I shifted, following their progress, but eventually my eyes drifted down to my wrist, the urge too strong to resist.
The pills from the Medica had evidently hit me instantly—I certainly couldn’t remember anything after taking the first set. I could barely remember getting fry-bread before swallowing them. I didn’t know what to expect with this pill, or how long it would hold, but I expected it to work almost instantaneously.
But no—not these, apparently. Not according to the angry red three that still adorned my wrist.
I sighed and got up, moving over to my bed and lying down on it. I kicked off my boots, letting them fall to the floor at the foot of my bed, and undid the front fasteners of my uniform before shrugging the coat off and tossing it to one side. The pants quickly followed, and I climbed under the blankets.
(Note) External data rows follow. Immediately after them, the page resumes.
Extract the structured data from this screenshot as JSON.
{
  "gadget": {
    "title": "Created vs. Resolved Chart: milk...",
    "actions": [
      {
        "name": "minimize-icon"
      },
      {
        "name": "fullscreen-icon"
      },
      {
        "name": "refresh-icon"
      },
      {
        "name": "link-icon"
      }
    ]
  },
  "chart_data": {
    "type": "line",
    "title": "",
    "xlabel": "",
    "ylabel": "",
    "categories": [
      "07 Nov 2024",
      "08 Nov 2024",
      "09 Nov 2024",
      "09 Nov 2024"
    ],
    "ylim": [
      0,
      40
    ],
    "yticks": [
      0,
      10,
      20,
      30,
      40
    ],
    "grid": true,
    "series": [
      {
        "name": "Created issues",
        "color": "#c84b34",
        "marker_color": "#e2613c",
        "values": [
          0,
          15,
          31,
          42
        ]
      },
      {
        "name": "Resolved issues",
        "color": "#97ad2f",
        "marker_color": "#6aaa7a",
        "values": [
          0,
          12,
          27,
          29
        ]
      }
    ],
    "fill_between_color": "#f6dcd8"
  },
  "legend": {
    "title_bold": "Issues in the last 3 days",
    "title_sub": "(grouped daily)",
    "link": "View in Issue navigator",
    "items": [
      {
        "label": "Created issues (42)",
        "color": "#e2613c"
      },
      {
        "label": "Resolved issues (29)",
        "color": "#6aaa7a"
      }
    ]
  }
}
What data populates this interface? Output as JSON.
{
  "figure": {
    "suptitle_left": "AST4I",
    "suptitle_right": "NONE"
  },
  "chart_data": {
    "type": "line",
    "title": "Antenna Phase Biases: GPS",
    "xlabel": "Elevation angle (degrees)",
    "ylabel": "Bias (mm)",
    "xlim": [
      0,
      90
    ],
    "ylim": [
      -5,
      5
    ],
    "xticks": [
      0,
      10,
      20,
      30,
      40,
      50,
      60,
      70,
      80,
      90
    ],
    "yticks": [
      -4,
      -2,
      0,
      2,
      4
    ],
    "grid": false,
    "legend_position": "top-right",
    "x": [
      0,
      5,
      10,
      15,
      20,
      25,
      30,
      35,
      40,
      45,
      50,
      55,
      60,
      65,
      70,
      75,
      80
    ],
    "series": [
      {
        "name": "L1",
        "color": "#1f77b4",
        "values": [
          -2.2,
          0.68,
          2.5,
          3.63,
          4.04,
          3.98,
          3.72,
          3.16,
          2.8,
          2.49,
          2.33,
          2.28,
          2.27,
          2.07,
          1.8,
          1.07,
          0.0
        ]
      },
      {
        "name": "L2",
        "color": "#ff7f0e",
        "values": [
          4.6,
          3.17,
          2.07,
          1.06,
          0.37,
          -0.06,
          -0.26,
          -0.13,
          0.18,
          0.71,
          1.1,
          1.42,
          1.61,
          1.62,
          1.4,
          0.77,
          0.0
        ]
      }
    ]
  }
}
I shifted back and forth, trying to get comfortable, and then looked up at the display. The entire ordeal had taken two minutes.
I looked at my wrist. The three glared stubbornly back.
I sighed. Again.
Lowering my arm, I stared up at the dark ceiling and began to feel doubt. Maybe Grey had given me a placebo. Maybe I was immune to them. Maybe he’d tricked me. Maybe I needed to take another.
Over and over my thoughts tumbled while I lay in bed, keeping my mind active even when I closed my eyes. I tried to doze—to make my mind go quiet enough to sleep—but it didn’t work. It couldn’t be stopped.
Liana?
I started in surprise, my heart skipping a beat and kicking the air out of my lungs for good measure. I had been so engrossed in my thoughts that I hadn’t even noticed the buzz starting at the back of my head. I looked down at the indicator on my wrist, and sure enough, Alex’s name was displayed on it.